As the world anticipates the World Cup soccer championship in June this year, Brazil is struggling to prepare the on-ground logistics that will be necessary to successfully host the 32 teams vying for the Cup, and the hordes of international visitors who will come to cheer their teams.
Airports are being revamped, stadiums are being built or retrofitted, and prices are soaring on every front. The biggest questions involve travel (airline tickets are three times their normal cost and rental cars have already been booked months in advance) and where to stay (hotels are charging three times their normal top rates). The lucky ones have hotel rooms, but there aren’t enough hotels in the outlying venues to accommodate the influx of visitors expected. All of the U.S. games will be plays more than 1,000 miles from Sao Paulo, in places where the limited number of hotels will have to house players and team handlers, reporters, and dignitaries.
Hotels are lacking throughout the countryside.
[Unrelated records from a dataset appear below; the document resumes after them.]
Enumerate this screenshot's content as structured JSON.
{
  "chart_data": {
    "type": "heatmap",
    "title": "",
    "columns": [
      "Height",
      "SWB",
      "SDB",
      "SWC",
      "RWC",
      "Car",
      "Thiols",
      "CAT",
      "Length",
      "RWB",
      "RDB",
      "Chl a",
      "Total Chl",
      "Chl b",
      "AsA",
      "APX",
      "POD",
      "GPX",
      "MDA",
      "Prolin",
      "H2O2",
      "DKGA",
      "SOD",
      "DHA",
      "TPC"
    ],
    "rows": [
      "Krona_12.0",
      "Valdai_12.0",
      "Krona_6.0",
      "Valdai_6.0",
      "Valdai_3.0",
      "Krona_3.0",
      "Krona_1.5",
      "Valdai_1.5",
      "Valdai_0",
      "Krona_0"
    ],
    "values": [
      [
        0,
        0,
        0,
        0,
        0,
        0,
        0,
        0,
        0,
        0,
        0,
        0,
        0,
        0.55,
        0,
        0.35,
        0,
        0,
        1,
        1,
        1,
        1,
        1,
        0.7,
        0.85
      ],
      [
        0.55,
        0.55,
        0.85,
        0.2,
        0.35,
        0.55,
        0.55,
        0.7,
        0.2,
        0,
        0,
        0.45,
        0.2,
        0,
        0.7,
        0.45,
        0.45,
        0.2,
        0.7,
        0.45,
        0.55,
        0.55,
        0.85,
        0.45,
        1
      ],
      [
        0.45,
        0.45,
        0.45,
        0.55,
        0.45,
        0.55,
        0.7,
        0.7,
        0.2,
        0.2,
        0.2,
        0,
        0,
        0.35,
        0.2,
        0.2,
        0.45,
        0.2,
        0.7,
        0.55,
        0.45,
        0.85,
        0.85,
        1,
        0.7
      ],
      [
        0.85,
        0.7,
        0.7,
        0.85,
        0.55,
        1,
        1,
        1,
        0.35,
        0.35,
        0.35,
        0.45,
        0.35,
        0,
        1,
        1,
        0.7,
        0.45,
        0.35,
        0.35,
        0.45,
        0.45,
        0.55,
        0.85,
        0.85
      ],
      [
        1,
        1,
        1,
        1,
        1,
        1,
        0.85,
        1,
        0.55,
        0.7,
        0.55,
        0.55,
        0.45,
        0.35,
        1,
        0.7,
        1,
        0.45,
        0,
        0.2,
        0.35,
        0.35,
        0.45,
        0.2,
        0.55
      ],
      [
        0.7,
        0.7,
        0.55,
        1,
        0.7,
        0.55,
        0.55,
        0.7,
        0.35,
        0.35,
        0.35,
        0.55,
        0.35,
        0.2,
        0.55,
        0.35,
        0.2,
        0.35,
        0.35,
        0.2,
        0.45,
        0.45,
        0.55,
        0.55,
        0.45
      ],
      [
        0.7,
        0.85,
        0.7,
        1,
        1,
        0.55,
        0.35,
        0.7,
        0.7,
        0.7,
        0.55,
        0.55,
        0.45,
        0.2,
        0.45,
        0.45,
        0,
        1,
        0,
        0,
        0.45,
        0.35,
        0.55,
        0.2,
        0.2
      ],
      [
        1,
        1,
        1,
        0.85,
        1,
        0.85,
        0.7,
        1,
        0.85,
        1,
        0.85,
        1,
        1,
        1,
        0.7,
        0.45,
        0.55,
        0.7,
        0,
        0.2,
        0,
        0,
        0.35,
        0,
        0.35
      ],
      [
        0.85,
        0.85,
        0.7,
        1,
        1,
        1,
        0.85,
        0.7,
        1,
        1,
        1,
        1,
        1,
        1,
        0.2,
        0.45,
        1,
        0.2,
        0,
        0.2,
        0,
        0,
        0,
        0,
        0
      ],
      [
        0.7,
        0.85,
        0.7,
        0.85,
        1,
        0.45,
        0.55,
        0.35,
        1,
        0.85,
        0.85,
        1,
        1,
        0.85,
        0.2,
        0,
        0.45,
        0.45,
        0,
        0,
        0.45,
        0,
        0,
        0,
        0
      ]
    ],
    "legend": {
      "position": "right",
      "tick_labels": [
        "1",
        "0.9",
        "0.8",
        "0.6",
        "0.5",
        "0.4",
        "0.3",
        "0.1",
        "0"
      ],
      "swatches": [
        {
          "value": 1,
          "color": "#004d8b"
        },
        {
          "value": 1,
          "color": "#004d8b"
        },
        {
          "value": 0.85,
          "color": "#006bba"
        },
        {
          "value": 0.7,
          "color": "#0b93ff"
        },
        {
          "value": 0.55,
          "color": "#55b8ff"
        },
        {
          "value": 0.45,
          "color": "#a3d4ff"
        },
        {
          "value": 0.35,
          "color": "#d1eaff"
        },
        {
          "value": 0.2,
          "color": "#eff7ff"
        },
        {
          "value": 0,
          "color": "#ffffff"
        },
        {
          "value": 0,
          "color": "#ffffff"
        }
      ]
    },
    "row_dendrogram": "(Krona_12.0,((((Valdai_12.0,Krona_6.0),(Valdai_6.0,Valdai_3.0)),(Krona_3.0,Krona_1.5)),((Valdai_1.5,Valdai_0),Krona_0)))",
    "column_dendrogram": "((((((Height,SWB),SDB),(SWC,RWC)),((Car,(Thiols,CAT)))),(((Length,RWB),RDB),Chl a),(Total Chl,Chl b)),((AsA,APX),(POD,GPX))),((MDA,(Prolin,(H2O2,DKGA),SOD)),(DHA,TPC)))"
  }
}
Here, there are no Vagabond Inns, or Holiday Inns, or Super 8 Motels. Nope. Here you have hotels, fazendas, and posadas, and not nearly enough of them to house the millions of anticipated guests. What to do?
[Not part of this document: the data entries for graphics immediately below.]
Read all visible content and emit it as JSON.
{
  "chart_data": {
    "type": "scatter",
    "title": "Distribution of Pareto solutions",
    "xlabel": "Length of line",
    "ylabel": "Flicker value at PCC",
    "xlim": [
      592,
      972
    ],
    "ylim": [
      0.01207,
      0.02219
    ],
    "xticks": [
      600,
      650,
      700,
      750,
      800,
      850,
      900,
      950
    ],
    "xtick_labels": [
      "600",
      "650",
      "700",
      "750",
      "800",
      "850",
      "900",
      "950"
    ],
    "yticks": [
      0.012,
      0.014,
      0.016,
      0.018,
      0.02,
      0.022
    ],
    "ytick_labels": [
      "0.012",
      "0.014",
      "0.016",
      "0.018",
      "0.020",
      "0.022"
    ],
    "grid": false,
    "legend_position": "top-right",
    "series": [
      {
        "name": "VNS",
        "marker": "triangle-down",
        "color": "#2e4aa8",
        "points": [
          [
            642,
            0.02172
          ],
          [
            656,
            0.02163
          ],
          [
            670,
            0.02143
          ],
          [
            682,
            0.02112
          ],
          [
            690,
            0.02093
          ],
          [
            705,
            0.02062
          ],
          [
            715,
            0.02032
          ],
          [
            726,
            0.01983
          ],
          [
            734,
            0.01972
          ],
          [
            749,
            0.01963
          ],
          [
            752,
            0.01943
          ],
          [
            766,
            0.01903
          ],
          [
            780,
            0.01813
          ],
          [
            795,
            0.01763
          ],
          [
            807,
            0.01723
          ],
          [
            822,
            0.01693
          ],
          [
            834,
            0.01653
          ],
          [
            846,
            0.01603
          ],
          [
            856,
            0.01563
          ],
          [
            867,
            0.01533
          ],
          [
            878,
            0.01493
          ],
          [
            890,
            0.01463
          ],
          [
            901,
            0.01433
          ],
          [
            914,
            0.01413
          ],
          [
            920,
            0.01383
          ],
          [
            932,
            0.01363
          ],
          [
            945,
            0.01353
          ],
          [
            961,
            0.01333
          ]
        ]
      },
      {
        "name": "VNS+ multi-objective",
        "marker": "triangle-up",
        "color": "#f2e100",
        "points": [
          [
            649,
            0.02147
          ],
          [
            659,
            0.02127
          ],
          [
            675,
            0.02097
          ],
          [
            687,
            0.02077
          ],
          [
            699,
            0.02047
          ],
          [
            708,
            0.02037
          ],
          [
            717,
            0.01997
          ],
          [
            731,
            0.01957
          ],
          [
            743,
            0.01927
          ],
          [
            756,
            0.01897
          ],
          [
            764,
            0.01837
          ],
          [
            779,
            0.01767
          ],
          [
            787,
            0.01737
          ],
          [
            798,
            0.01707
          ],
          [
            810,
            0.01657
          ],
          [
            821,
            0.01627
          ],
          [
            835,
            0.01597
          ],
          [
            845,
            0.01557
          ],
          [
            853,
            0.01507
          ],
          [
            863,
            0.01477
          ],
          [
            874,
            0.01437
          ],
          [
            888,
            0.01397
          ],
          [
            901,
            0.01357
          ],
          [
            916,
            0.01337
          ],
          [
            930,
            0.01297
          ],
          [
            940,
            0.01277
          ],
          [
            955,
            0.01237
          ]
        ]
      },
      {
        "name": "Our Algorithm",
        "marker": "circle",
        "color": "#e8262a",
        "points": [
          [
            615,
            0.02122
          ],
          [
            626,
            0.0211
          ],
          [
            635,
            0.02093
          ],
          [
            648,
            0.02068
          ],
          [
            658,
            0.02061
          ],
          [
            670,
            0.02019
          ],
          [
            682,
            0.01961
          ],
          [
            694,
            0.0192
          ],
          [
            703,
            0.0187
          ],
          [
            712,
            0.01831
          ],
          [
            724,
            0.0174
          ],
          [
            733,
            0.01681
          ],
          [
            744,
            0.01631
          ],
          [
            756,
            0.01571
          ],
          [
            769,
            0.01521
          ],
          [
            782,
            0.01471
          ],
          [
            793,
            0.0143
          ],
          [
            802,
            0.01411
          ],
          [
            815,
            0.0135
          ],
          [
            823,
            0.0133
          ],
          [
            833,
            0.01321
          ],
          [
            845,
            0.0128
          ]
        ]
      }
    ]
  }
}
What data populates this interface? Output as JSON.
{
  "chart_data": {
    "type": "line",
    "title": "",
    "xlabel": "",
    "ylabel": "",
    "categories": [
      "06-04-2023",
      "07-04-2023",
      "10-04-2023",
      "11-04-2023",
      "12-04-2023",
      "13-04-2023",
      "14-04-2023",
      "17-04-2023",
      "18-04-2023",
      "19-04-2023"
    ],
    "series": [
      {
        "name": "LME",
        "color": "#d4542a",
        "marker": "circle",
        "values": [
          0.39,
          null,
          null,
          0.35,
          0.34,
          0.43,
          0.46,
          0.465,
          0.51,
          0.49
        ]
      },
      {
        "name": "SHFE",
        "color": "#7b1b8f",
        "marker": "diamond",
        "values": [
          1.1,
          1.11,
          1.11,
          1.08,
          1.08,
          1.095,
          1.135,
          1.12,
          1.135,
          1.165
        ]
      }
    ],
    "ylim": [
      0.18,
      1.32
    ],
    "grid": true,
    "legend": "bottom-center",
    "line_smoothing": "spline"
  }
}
It appears that the Brazilian government has an answer: offering tax incentives to Brazil’s motel operators to make their accommodations available for the World Cup visitors. Sounds like a good plan. Unless you know about Brazil’s motels.
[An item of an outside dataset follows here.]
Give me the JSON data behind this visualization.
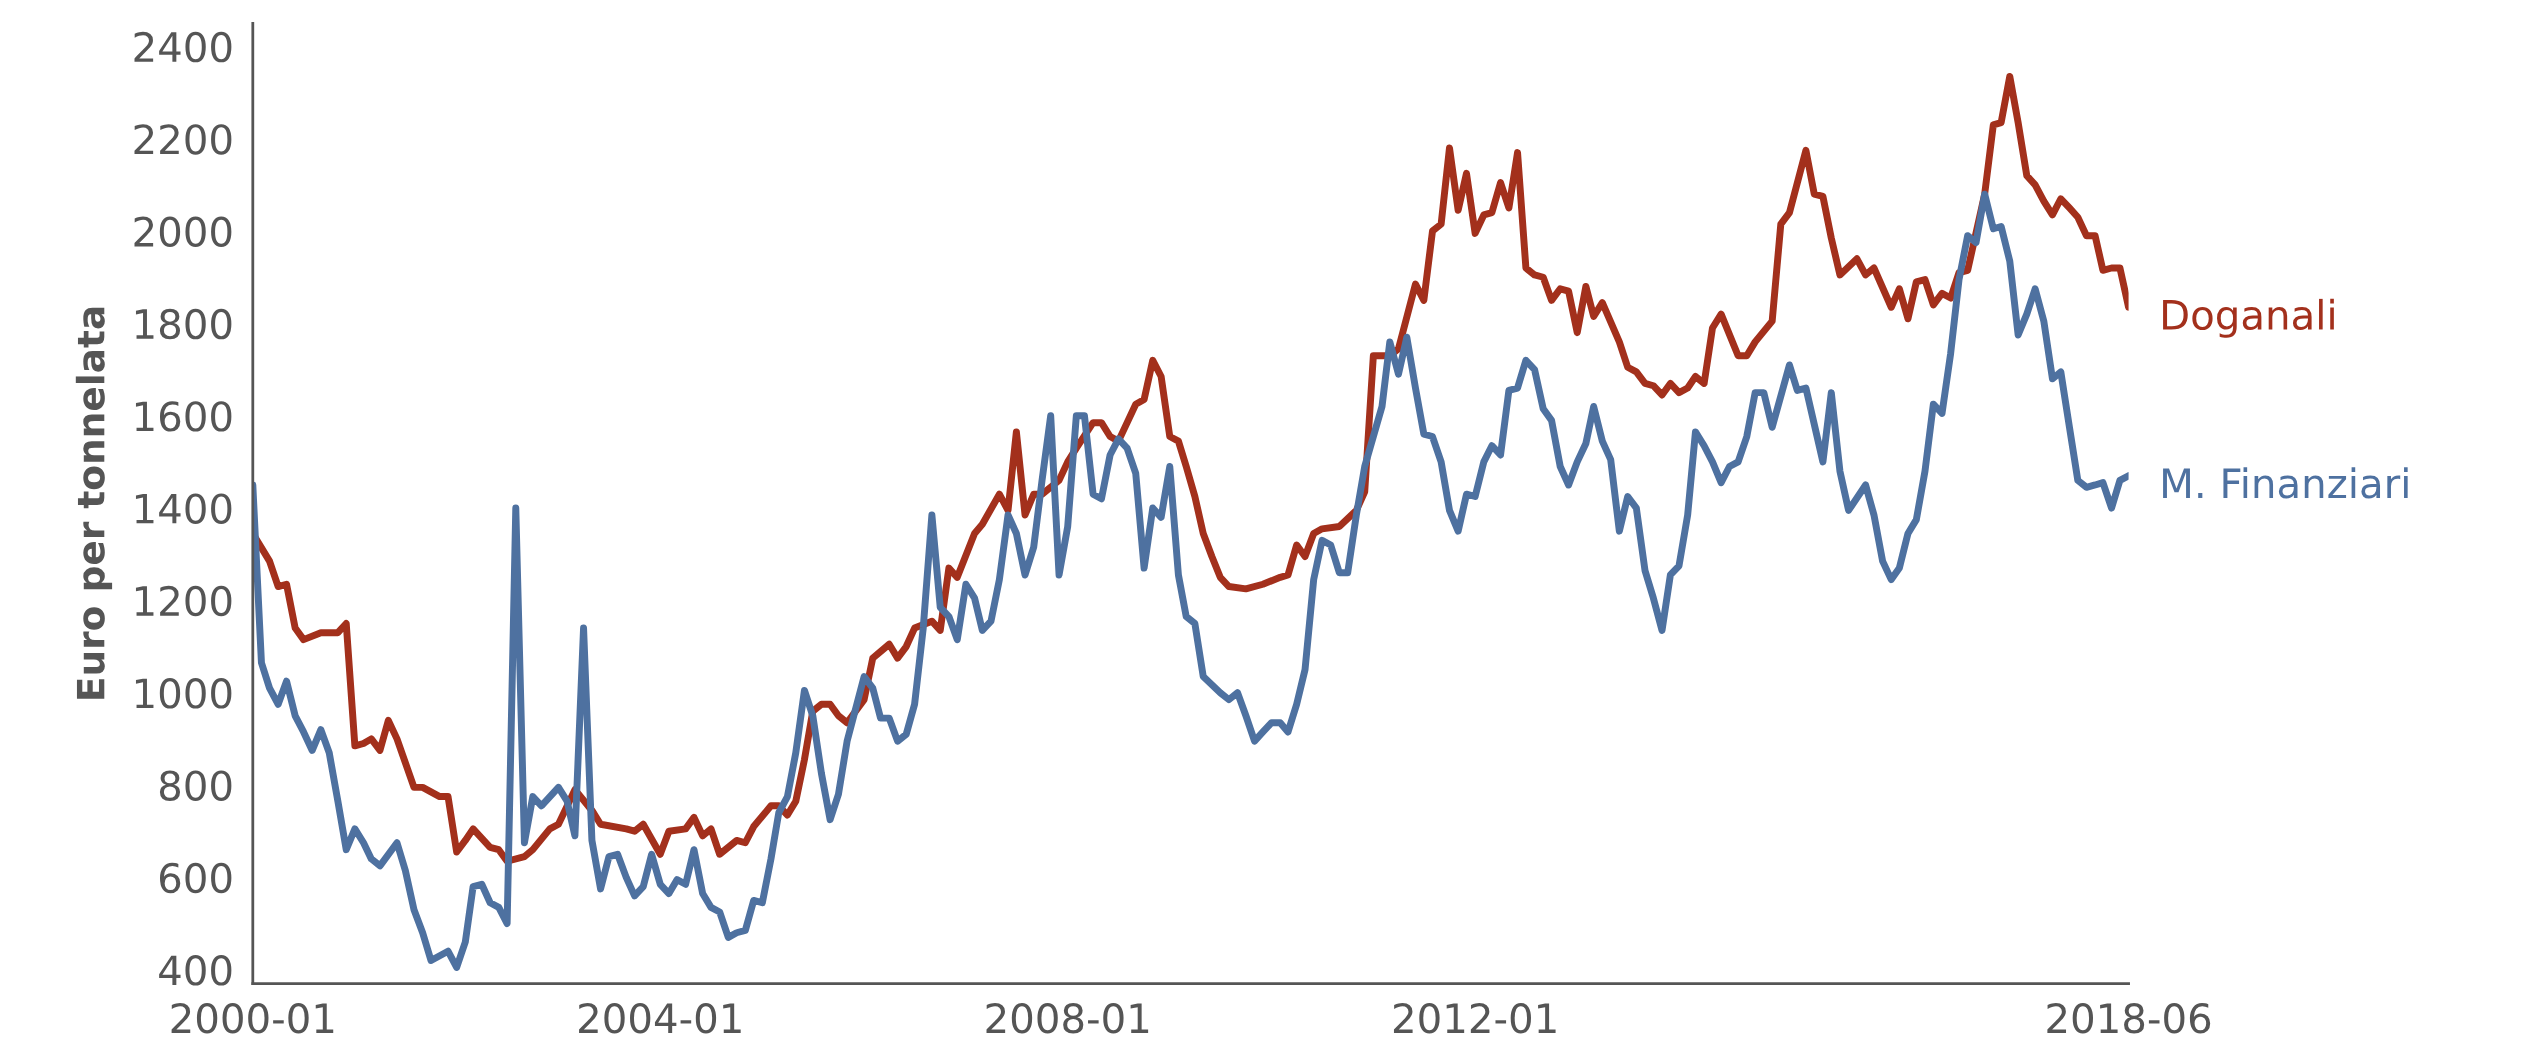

Here in Brazil, a “motel” is not overnight lodging where you would take your wife and kids for an inexpensive stay while touring the country. Certainly not. In Brazil, “motel” has one meaning, and one meaning only: a short-stay hotel for sex, where you typically pay in two-hour increments. In a society that is noted for celebrating sensuality and the human body, and where adult children typically live at home until they marry, this makes sense, non?
Love motels come in all shapes and sizes, from luxury rooms done up in Egyptian themes, to drive-in carports with only the suggestion of privacy.
Accommodations typically feature round beds, heavy drapes, windowless rooms, a selection of sex toys, complimentary condoms, numerous porn channels, and sometimes room service. High-end love motels feature saunas and/or jacuzzis, and complimentary robes and slippers.
The government is offering financial incentives for motel owners to revamp their businesses into “hotels,” converting from hourly lodgings to the more family-friendly short-stay inns.
Many are making the conversion completely, but some are keeping a few rooms open on the side for “business as usual.”
With that in mind, let us imagine a few scenarios with those who continue their “bread and butter” business. . .
Imagine calling to reserve a room, only to be told that you’d have to pay 12 times the posted rate of R$70 for a 24-hour stay (that’s 12 times the typical two-hour rate).
And how will parents explain the round beds in the room, with the mirrors on the ceilings (and perhaps on the walls)? And why are the bathrooms all done in black tile?
Let this be a warning to any parents traveling with kids: make sure you sweep the room for “toys” before allowing your wee ones to wander and explore.
Still, the use of motels for match-goer lodging could lend new meaning to the 2014 World Cup slogan: “All in One Rhythm”!
FIFA World Cup is advertised as the Biggest Single-Event Sporting Competition in the World. The use of motels will now allow it to become familiar with the world’s oldest profession.
It will happen. People will book rooms in Brazil’s motels. They have to stay somewhere.
If this comes to pass, there will be a variety of reasons why you might hear people screaming “Goooooooaaaaaaaaalllllllllll!” from next-door rooms.